In order to receive cards you are going to have to join a trading community. This can be real life or online. I have no experience in real life trading, but I do have some online. There's several groups on yahoo devoted to atc's. They will hold themed swaps where a host chooses a prompt and the amount of cards to make, but you can also go for one on one swaps with a card maker that appeals to you. Just go to groups.yahoo.com and search for 'atc's' and see if there's a group that appeals to you. I made a link of the search, so you just have to click here.
Another option is swapbot, where just about anything on the planet that can be swapped through the mail, is indeed swapped. This includes atc's. If you follow this link, you will get to their current swaps page.
Another site for atc swaps is atc's for all. Here swappers of all levels can swap atc's. It's a good place for beginners and advanced alike. You can find them here.
The more elite sibling of atc's for all is Illustrated atc's. Here you actually have to apply and be accepted before you can trade. Their standards are pretty high. It's a good place for advanced artists who draw and paint and want to trae atc's. You can find them here.
A wonderful source for art traders is the free (!) digital magazine Art Trader Magazine. You can download the magazine as a pdf and print it if you like. It's full of inspiration and ideas and interesting articles on art trading, with a lot of info on atc's.
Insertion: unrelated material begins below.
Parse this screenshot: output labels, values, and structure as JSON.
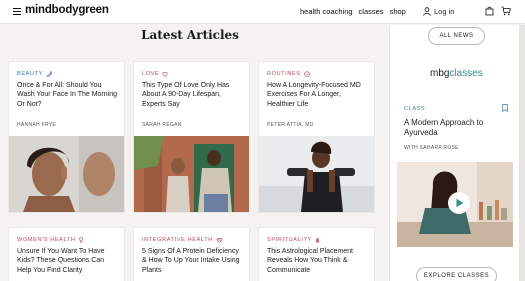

On their site you can also find a bunch of links to atc trading sites. You can find the magazine here. All twenty back issues are still available online.
I hope you'll give trading a try if only to receive some amazing snail mail in your mailbox. If you don't like atc's you might like other kinds of art trading, there's a whole world out there to explore. And if you want to trade for one of my atc's you're welcome to send me an e-mail. You can find my addy in my profile info (please don't do it through the blog).
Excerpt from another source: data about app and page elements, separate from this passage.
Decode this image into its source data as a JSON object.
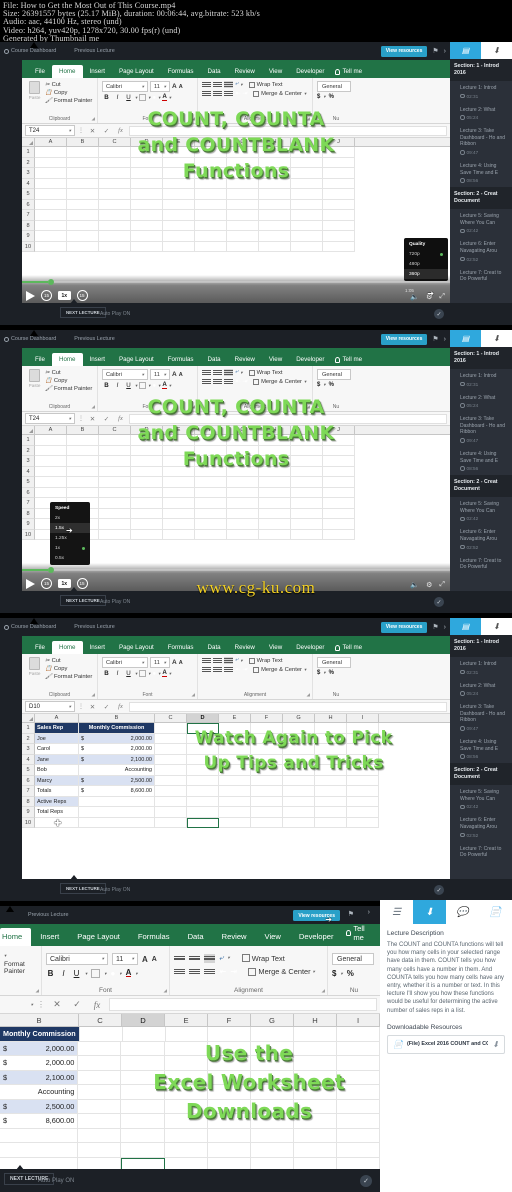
{
  "meta": {
    "lines": [
      "File: How to Get the Most Out of This Course.mp4",
      "Size: 26391557 bytes (25.17 MiB), duration: 00:06:44, avg.bitrate: 523 kb/s",
      "Audio: aac, 44100 Hz, stereo (und)",
      "Video: h264, yuv420p, 1278x720, 30.00 fps(r) (und)",
      "Generated by Thumbnail me"
    ]
  },
  "player": {
    "dashboard_label": "Course Dashboard",
    "previous_lecture_label": "Previous Lecture",
    "view_resources_label": "View resources",
    "flag_icon": "flag-icon",
    "chevron_icon": "chevron-right-icon",
    "next_lecture_label": "NEXT LECTURE",
    "autoplay_label": "Auto Play ON",
    "rewind_label": "15",
    "forward_label": "15",
    "speed_label": "1x",
    "time_remaining": "1:05",
    "quality_menu": {
      "title": "Quality",
      "options": [
        "720p",
        "480p",
        "360p"
      ],
      "selected": "720p",
      "hovered": "360p"
    },
    "speed_menu": {
      "title": "Speed",
      "options": [
        "2x",
        "1.5x",
        "1.25x",
        "1x",
        "0.5x"
      ],
      "selected": "1x",
      "hovered": "1.5x"
    }
  },
  "excel": {
    "tabs": [
      "File",
      "Home",
      "Insert",
      "Page Layout",
      "Formulas",
      "Data",
      "Review",
      "View",
      "Developer"
    ],
    "active_tab": "Home",
    "tell_me": "Tell me",
    "clipboard": {
      "group_label": "Clipboard",
      "paste": "Paste",
      "cut": "Cut",
      "copy": "Copy",
      "format_painter": "Format Painter"
    },
    "font": {
      "group_label": "Font",
      "family": "Calibri",
      "size": "11",
      "grow": "A",
      "shrink": "A",
      "bold": "B",
      "italic": "I",
      "underline": "U",
      "font_color": "A"
    },
    "alignment": {
      "group_label": "Alignment",
      "wrap_text": "Wrap Text",
      "merge_center": "Merge & Center"
    },
    "number": {
      "group_label": "Nu",
      "format": "General",
      "currency": "$",
      "percent": "%"
    },
    "formula_bar": {
      "name_box_f1": "T24",
      "name_box_f2": "T24",
      "name_box_f3": "D10",
      "cancel_icon": "cancel-icon",
      "confirm_icon": "confirm-icon",
      "function_icon": "fx",
      "value": ""
    },
    "columns": [
      "A",
      "B",
      "C",
      "D",
      "E",
      "F",
      "G",
      "H",
      "I",
      "J"
    ],
    "columns_zoom": [
      "B",
      "C",
      "D",
      "E",
      "F",
      "G",
      "H",
      "I"
    ],
    "rows": [
      "1",
      "2",
      "3",
      "4",
      "5",
      "6",
      "7",
      "8",
      "9",
      "10"
    ],
    "selected_column_f3": "D",
    "selected_column_f4": "D",
    "sheet": {
      "headers": [
        "Sales Rep",
        "Monthly Commission"
      ],
      "rows": [
        {
          "rep": "Joe",
          "cur": "$",
          "amt": "2,000.00"
        },
        {
          "rep": "Carol",
          "cur": "$",
          "amt": "2,000.00"
        },
        {
          "rep": "Jane",
          "cur": "$",
          "amt": "2,100.00"
        },
        {
          "rep": "Bob",
          "cur": "",
          "amt": "Accounting"
        },
        {
          "rep": "Marcy",
          "cur": "$",
          "amt": "2,500.00"
        },
        {
          "rep": "Totals",
          "cur": "$",
          "amt": "8,600.00"
        },
        {
          "rep": "Active Reps",
          "cur": "",
          "amt": ""
        },
        {
          "rep": "Total Reps",
          "cur": "",
          "amt": ""
        }
      ]
    }
  },
  "overlays": {
    "frame1": [
      "COUNT, COUNTA",
      "and COUNTBLANK",
      "Functions"
    ],
    "frame2": [
      "COUNT, COUNTA",
      "and COUNTBLANK",
      "Functions"
    ],
    "frame3": [
      "Watch Again to Pick",
      "Up Tips and Tricks"
    ],
    "frame4": [
      "Use the",
      "Excel Worksheet",
      "Downloads"
    ],
    "accent_green": "#7ed957"
  },
  "watermark": "www.cg-ku.com",
  "sidebar": {
    "tabs": [
      {
        "name": "content-tab",
        "icon": "list-icon"
      },
      {
        "name": "downloads-tab",
        "icon": "download-icon"
      }
    ],
    "active_tab": "content-tab",
    "sections": [
      {
        "title": "Section: 1 - Introd 2016",
        "lectures": [
          {
            "title": "Lecture 1: Introd",
            "duration": "02:31"
          },
          {
            "title": "Lecture 2: What",
            "duration": "05:24"
          },
          {
            "title": "Lecture 3: Take Dashboard - Ho and Ribbon",
            "duration": "09:47"
          },
          {
            "title": "Lecture 4: Using Save Time and E",
            "duration": "08:56"
          }
        ]
      },
      {
        "title": "Section: 2 - Creat Document",
        "lectures": [
          {
            "title": "Lecture 5: Saving Where You Can",
            "duration": "02:42"
          },
          {
            "title": "Lecture 6: Enter Navagating Arou",
            "duration": "02:52"
          },
          {
            "title": "Lecture 7: Creat to Do Powerful",
            "duration": ""
          }
        ]
      }
    ]
  },
  "description_panel": {
    "tabs": [
      {
        "name": "overview-tab",
        "icon": "list-icon"
      },
      {
        "name": "resources-tab",
        "icon": "download-icon"
      },
      {
        "name": "discussion-tab",
        "icon": "chat-icon"
      },
      {
        "name": "notes-tab",
        "icon": "document-icon"
      }
    ],
    "active_tab": "resources-tab",
    "heading": "Lecture Description",
    "body": "The COUNT and COUNTA functions will tell you how many cells in your selected range have data in them. COUNT tells you how many cells have a number in them. And COUNTA tells you how many cells have any entry, whether it is a number or text. In this lecture I'll show you how these functions would be useful for determining the active number of sales reps in a list.",
    "resources_heading": "Downloadable Resources",
    "file_label": "(File) Excel 2016 COUNT and CO...",
    "file_icon": "document-icon",
    "download_icon": "download-icon"
  }
}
And with that we come to the end of our five day atc frenzy. It was a humungous job to put together, but I'm very glad I did it and I hope it provides a resource you will like referring to from time to time. I will put a link to these tutorials on my tutorials page next week so they can be found more easily as time goes on.
For now I just hope you enjoyed it and that your are inspired by it. And with that there's nothing left for me to do but to wish you a wonderful and artsy day!